Ça, c’est moi avant la pandémie, horrifié un matin en voyant qu’il ne restait pas assez de mélange à espresso pour faire démarrer mon cerveau.

Début 2020, j’avais l’habitude d’aller acheter du café à la brûlerie juste avant qu’on soit à sec. Mais un peu trop souvent, ma mémoire négligeait de me le rappeler. (Souvenez-vous, je suis le gars qui a oublié le couvre-feu).

Au premier confinement, ma blonde a eu l’idée de commander le café sur Internet pour limiter les possibilités de croiser le virus. Depuis, elle clique sur notre sélection et, deux jours plus tard, un facteur sonne à notre porte avec nos sacs de grains moulus qui sentent le paradis. Maintenant, on n’est jamais à court de caféine.

Sans la pandémie, j’aurais probablement continué à me ravitailler à la brûlerie. Et de temps à autre, un sac dégarni nous aurait contraints à un sevrage momentané.

C’est un petit irritant, oui, mais avec le café en ligne, il est disparu. 

Pourquoi je vous raconte cette aventure incroyable? Parce que le confinement a eu au moins un côté positif : il nous a forcés à essayer. 

On est nombreux à avoir découvert non seulement les commandes en ligne et le télétravail, mais un tas d’activités auxquelles on songeait vaguement avant la pandémie. La randonnée? L’aquarelle? Le tricot? La cuisine iranienne? La culture des bonzaïs? Tout d’un coup, on avait le temps d’explorer. 

Mais quand tout le monde sera vacciné et qu’on pourra danser avec des inconnus sur Suavemente, il faudra se souvenir des bienfaits de la période d’essai. 

Car la nature humaine n’est pas portée à essayer. Elle a tendance à être néophobe; elle préfère le statu quo.

Vous voyez, en ce moment, j’écris cette chronique en écoutant L’École du micro d’argent (de IAM) pour la millionième fois depuis 1997. En ce samedi matin, vous me lisez peut-être en mangeant encore des Corn Flakes ou en tartinant vos toasts de beurre d’arachide. 

Bien sûr, les rituels ont leurs charmes. Si vous savourez des œufs bénédictines chaque dimanche matin au resto du coin et que le sourire de Ginette vous remplit d’espoir en l’humanité, de grâce, retournez-y. Si vos enfants ou vos petits-enfants adorent la chasse aux cocos de Pâques, pas besoin de révolutionner l’édition 2021 avec un coco-quiz. 

Mais souvent, on est tannés de nos habitudes. L’inertie nous rend las, aigris et parfois même déprimés. 

Sauf qu’on reste dans nos pantoufles parce qu’on déteste l’incertitude. Est-ce que ça va être plate le tricot? Est-ce qu’on va rire de moi si j’essaie de chanter? Est-ce que ça va être laid si je peinture un de mes murs de chambre en jaune éclatant? 

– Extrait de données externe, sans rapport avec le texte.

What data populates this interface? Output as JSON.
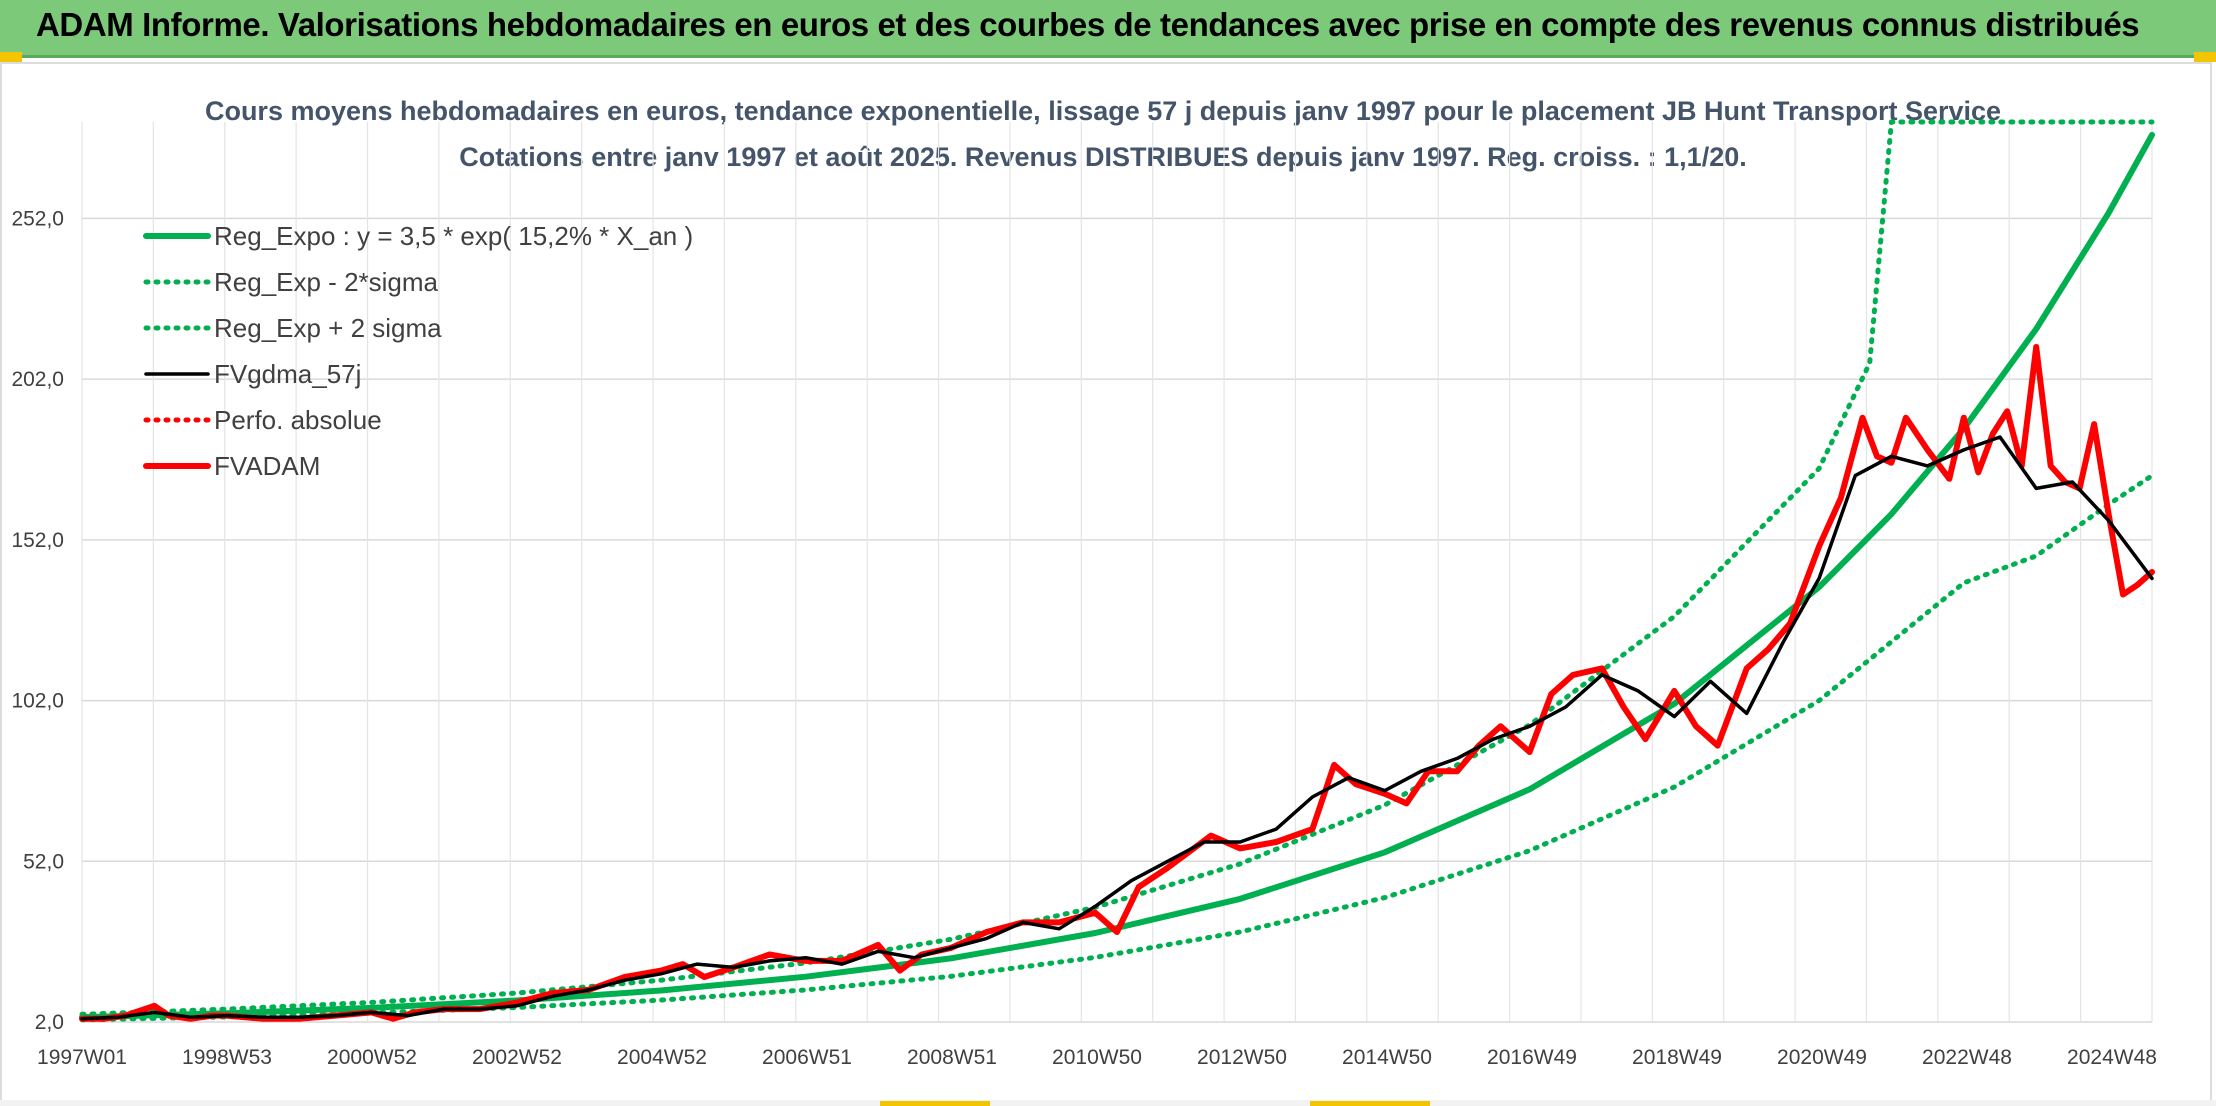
{
  "header": {
    "title": "ADAM Informe. Valorisations hebdomadaires en euros et des courbes de tendances avec prise en compte des revenus connus distribués"
  },
  "colors": {
    "header_bg": "#7dc97a",
    "reg_expo": "#00b050",
    "fvgdma": "#000000",
    "fvadam": "#ff0000",
    "grid": "#d9d9d9",
    "title_text": "#44546a"
  },
  "chart_data": {
    "type": "line",
    "title": "Cours moyens hebdomadaires en euros, tendance exponentielle, lissage 57 j depuis janv 1997 pour le placement JB Hunt Transport Service",
    "subtitle": "Cotations entre janv 1997 et août 2025. Revenus DISTRIBUES depuis janv 1997. Reg. croiss. : 1,1/20.",
    "xlabel": "",
    "ylabel": "",
    "x_ticks": [
      "1997W01",
      "1998W53",
      "2000W52",
      "2002W52",
      "2004W52",
      "2006W51",
      "2008W51",
      "2010W50",
      "2012W50",
      "2014W50",
      "2016W49",
      "2018W49",
      "2020W49",
      "2022W48",
      "2024W48"
    ],
    "y_ticks": [
      "2,0",
      "52,0",
      "102,0",
      "152,0",
      "202,0",
      "252,0"
    ],
    "ylim": [
      2,
      282
    ],
    "xlim": [
      1997.0,
      2025.6
    ],
    "grid": true,
    "legend_position": "top-left",
    "series": [
      {
        "name": "Reg_Expo : y = 3,5 * exp( 15,2% *  X_an )",
        "style": "solid-thick",
        "color": "#00b050",
        "x": [
          1997,
          1999,
          2001,
          2003,
          2005,
          2007,
          2009,
          2011,
          2013,
          2015,
          2017,
          2019,
          2021,
          2022,
          2023,
          2024,
          2025,
          2025.6
        ],
        "y": [
          3.5,
          4.7,
          6.4,
          8.7,
          11.8,
          16.1,
          21.8,
          29.7,
          40.3,
          54.8,
          74.4,
          101.0,
          137.3,
          160.0,
          186.6,
          217.6,
          253.7,
          278.0
        ]
      },
      {
        "name": "Reg_Exp - 2*sigma",
        "style": "dotted",
        "color": "#00b050",
        "x": [
          1997,
          1999,
          2001,
          2003,
          2005,
          2007,
          2009,
          2011,
          2013,
          2015,
          2017,
          2019,
          2021,
          2023,
          2024,
          2025,
          2025.6
        ],
        "y": [
          2.7,
          3.6,
          4.8,
          6.5,
          8.8,
          12.0,
          16.2,
          22.1,
          30.0,
          40.7,
          55.3,
          75.1,
          102.0,
          138.6,
          147.0,
          163.0,
          172.0
        ]
      },
      {
        "name": "Reg_Exp + 2 sigma",
        "style": "dotted",
        "color": "#00b050",
        "x": [
          1997,
          1999,
          2001,
          2003,
          2005,
          2007,
          2009,
          2011,
          2013,
          2015,
          2017,
          2019,
          2021,
          2021.7,
          2022.0,
          2025.6
        ],
        "y": [
          4.4,
          6.0,
          8.1,
          11.0,
          15.0,
          20.4,
          27.7,
          37.7,
          51.2,
          69.5,
          94.4,
          128.2,
          174.2,
          207.0,
          300.0,
          300.0
        ]
      },
      {
        "name": "FVgdma_57j",
        "style": "solid",
        "color": "#000000",
        "x": [
          1997,
          1997.5,
          1998,
          1998.5,
          1999,
          1999.5,
          2000,
          2000.5,
          2001,
          2001.5,
          2002,
          2002.5,
          2003,
          2003.5,
          2004,
          2004.5,
          2005,
          2005.5,
          2006,
          2006.5,
          2007,
          2007.5,
          2008,
          2008.5,
          2009,
          2009.5,
          2010,
          2010.5,
          2011,
          2011.5,
          2012,
          2012.5,
          2013,
          2013.5,
          2014,
          2014.5,
          2015,
          2015.5,
          2016,
          2016.5,
          2017,
          2017.5,
          2018,
          2018.5,
          2019,
          2019.5,
          2020,
          2020.5,
          2021,
          2021.5,
          2022,
          2022.5,
          2023,
          2023.5,
          2024,
          2024.5,
          2025,
          2025.6
        ],
        "y": [
          3,
          3.5,
          5,
          3.5,
          4,
          3.5,
          3.5,
          4,
          5,
          4,
          6,
          6,
          7,
          10,
          12,
          15,
          17,
          20,
          19,
          21,
          22,
          20,
          24,
          22,
          25,
          28,
          33,
          31,
          38,
          46,
          52,
          58,
          58,
          62,
          72,
          78,
          74,
          80,
          84,
          90,
          94,
          100,
          110,
          105,
          97,
          108,
          98,
          120,
          140,
          172,
          178,
          175,
          180,
          184,
          168,
          170,
          158,
          140
        ]
      },
      {
        "name": "Perfo. absolue",
        "style": "dotted",
        "color": "#ff0000",
        "x": [],
        "y": []
      },
      {
        "name": "FVADAM",
        "style": "solid-thick",
        "color": "#ff0000",
        "x": [
          1997,
          1997.3,
          1997.6,
          1998,
          1998.2,
          1998.5,
          1998.8,
          1999,
          1999.5,
          2000,
          2000.5,
          2001,
          2001.3,
          2001.6,
          2002,
          2002.5,
          2003,
          2003.5,
          2004,
          2004.5,
          2005,
          2005.3,
          2005.6,
          2006,
          2006.5,
          2007,
          2007.5,
          2008,
          2008.3,
          2008.6,
          2009,
          2009.5,
          2010,
          2010.5,
          2011,
          2011.3,
          2011.6,
          2012,
          2012.3,
          2012.6,
          2013,
          2013.5,
          2014,
          2014.3,
          2014.6,
          2015,
          2015.3,
          2015.6,
          2016,
          2016.3,
          2016.6,
          2017,
          2017.3,
          2017.6,
          2018,
          2018.3,
          2018.6,
          2019,
          2019.3,
          2019.6,
          2020,
          2020.3,
          2020.6,
          2021,
          2021.3,
          2021.6,
          2021.8,
          2022,
          2022.2,
          2022.5,
          2022.8,
          2023,
          2023.2,
          2023.4,
          2023.6,
          2023.8,
          2024,
          2024.2,
          2024.4,
          2024.6,
          2024.8,
          2025,
          2025.2,
          2025.4,
          2025.6
        ],
        "y": [
          3,
          3,
          4,
          7,
          4,
          3,
          4,
          4,
          3,
          3,
          4,
          5,
          3,
          5,
          6,
          6,
          8,
          11,
          12,
          16,
          18,
          20,
          16,
          19,
          23,
          21,
          21,
          26,
          18,
          23,
          25,
          30,
          33,
          33,
          36,
          30,
          44,
          50,
          55,
          60,
          56,
          58,
          62,
          82,
          76,
          73,
          70,
          80,
          80,
          88,
          94,
          86,
          104,
          110,
          112,
          100,
          90,
          105,
          94,
          88,
          112,
          118,
          126,
          150,
          165,
          190,
          178,
          176,
          190,
          180,
          171,
          190,
          173,
          185,
          192,
          175,
          212,
          175,
          170,
          168,
          188,
          160,
          135,
          138,
          142
        ]
      }
    ]
  }
}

Les entreprises ont compris ça et elles essaient d’atténuer notre aversion pour l’incertitude. Les concessionnaires nous offrent un essai routier. Les boutiques nous permettent d’essayer des vêtements à la maison et de les ramener gratuitement. Les services de musique en ligne nous proposent trois mois d’essai gratuit.

Mais les périodes d’essai ne sont pas réservées aux achats. Elles peuvent servir à débloquer une multitude d’hésitations.

Vous n’arrivez pas à vous brancher sur la disposition de votre salon? Changez les meubles de place durant une semaine et vous verrez si vous êtes toujours charmés. Vous songez à adopter un animal de compagnie? Offrez à un ami de garder son chat ou son chien pendant ses vacances et vous saurez mieux si vous êtes disposés à la cohabitation avec minou ou pitou. 

Vous pensez retourner vivre dans le patelin où vous avez grandi? Louez un Airbnb sur place et télétravaillez là-bas quelque temps avant de faire vos bagages pour de bon. 

Vraiment, la période d’essai est sous-exploitée. Essayez-la, vous allez peut-être l’adopter.